We propose that treatment effects sizes adhere to Pareto distribution. Such a distribution may be a direct consequence of the equipoise principle – a scientific and ethical foundational principle of RCTs-^4
3-6,15,16 coupled with the mechanism of “preferential attachment”¹⁸, which accounts for distribution of the larger treatments effects in the “fatter” part of the Pareto tails.

Because RCTs are often complex and expensive to undertake, there is a quest to determine conditions under which NRS and real world evidence can be used instead to generate reliable treatment estimates.^1
26,27 The focus has been on finding large effects in the NRS that are believed that could not be observed in RCTs. Here, we provide a formal assessment that a single clear threshold effect size above which RCTs are not necessary is not theoretically determinable. As expected, large (dramatic) effect sizes are rare and are concentrated in the tails of distribution. Empirically we found that there is less than 1 % of the probability that treatment effect in RCTs can exceed OR=25 (RR~ 7) with the largest, maximum effect observed in our data set being OR=121 (RR~12). Similarly, fewer than 5% of NRS displayed effects larger than the actual [OR=25 (RR=7.1)] and the theoretical [OR=32.7] 99^th percentile effect displayed in all cohorts of RCTs. However, even in these cases effects were likely heavily biased.

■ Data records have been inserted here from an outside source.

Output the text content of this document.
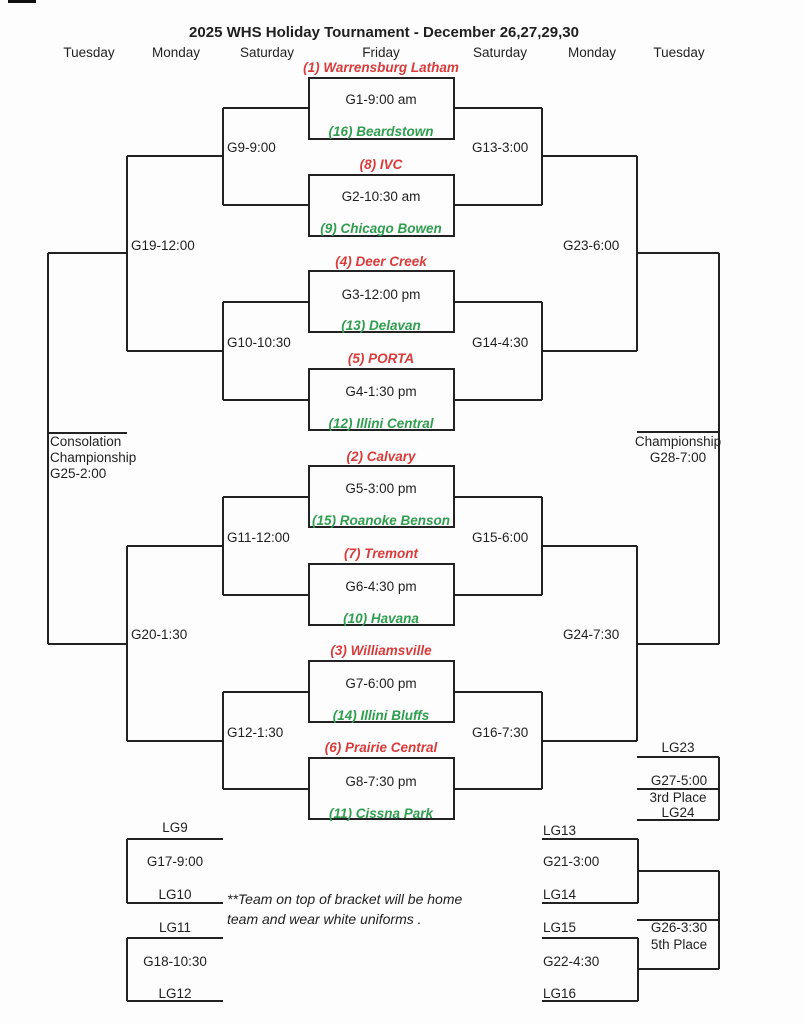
2025 WHS Holiday Tournament - December 26,27,29,30
Tuesday	Monday	Saturday	Friday	Saturday	Monday	Tuesday
(1) Warrensburg Latham
G1-9:00 am
(16) Beardstown
(8) IVC
G2-10:30 am
(9) Chicago Bowen
(4) Deer Creek
G3-12:00 pm
(13) Delavan
(5) PORTA
G4-1:30 pm
(12) Illini Central
(2) Calvary
G5-3:00 pm
(15) Roanoke Benson
(7) Tremont
G6-4:30 pm
(10) Havana
(3) Williamsville
G7-6:00 pm
(14) Illini Bluffs
(6) Prairie Central
G8-7:30 pm
(11) Cissna Park
G9-9:00
G10-10:30
G11-12:00
G12-1:30
G13-3:00
G14-4:30
G15-6:00
G16-7:30
G19-12:00
G20-1:30
G23-6:00
G24-7:30
Consolation
Championship
G25-2:00
Championship
G28-7:00
LG9
G17-9:00
LG10
LG11
G18-10:30
LG12
LG13
G21-3:00
LG14
LG15
G22-4:30
LG16
LG23
G27-5:00
3rd Place
LG24
G26-3:30
5th Place
**Team on top of bracket will be home
team and wear white uniforms .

Our analyses suggest that it may be impossible to establish a robust threshold for DE that would obviate further RCTs. Our inferences using Pareto distribution crucially depend on the α value. We determined α=2.32 in the main analysis including all the RCTs data. This is consistent with values of the α parameter found in Pareto distributions describing most other natural and sociological phenomena including frequency of use of words, number of citations to papers, magnitude of earthquakes, net worth of Americans etc.^18,24
25 Mathematically, for α<2, means are undefined¹⁸; that is, the events for these α values are essentially unforecastable. In fact, a conservative heuristic has been proposed that for all α ≤2.5 means are practically unforecastable as they require more observations that can be obtained in the real world.²⁸ For all NRS, we determined α=1.91 (or even 1.55, when limited to the consecutive cohort), which is also observed in some empirical phenomena such as intensity of wars or solar flare intensity.²⁴For α< 3, the standard deviation and variance also remain mathematically undefined.¹⁸ In general, we observed major overlap between effect sizes in RCTs and NRS (Fig 4) even though some NRS from the EMA and the FDA cohorts had huge ORs not observed in RCTs. However, when converted into RR and in consideration with α<2 indicating intrinsically unstable findings, these results would very likely, on repeated studies, fall above as well as below DE threshold. Taken together, the results indicate that it is not possible to predict a threshold above which RCTs would not be required.

Fig. 4. — Distribution of effect sizes in randomized and non-randomizes studies. A) all data, b) restricted to ln(OR)>0 i.e. OR>1

A previous study²⁹ determined that large effects are “vanishingly small, and where they occur they do not appear to be a reliable marker for a benefit that is reproducible and directly actionable.”²⁹ The largest effect observed in that study²⁹ had RR=48.64 (hepatitis B vaccine vs placebo). We also note that the EMA and the FDA approved between 7 to 10% of treatments based on non-RCT comparisons; of these, between 2% and 4% displayed “dramatic” effects^21,22, defined as relative risks (RR)>2 ²⁶, RR ≥5 ³⁰, or RR≥10.¹

Our findings are subject to certain limitations. The distribution of reported effects is shaped not only by the genuine effects, but also by biases and selective reporting practices favoring extreme effects. This may be more prominent for emergency medicine trials than the consecutive trials. Most large effects may also be affected by bias particularly because of poor choice of comparator.^21
22 Notably, most studies (18/32 RCTs and 3/4 NRS) with effects exceeding DE threshold employed placebo or no intervention as comparators; only one study (N=8) had survival as outcome.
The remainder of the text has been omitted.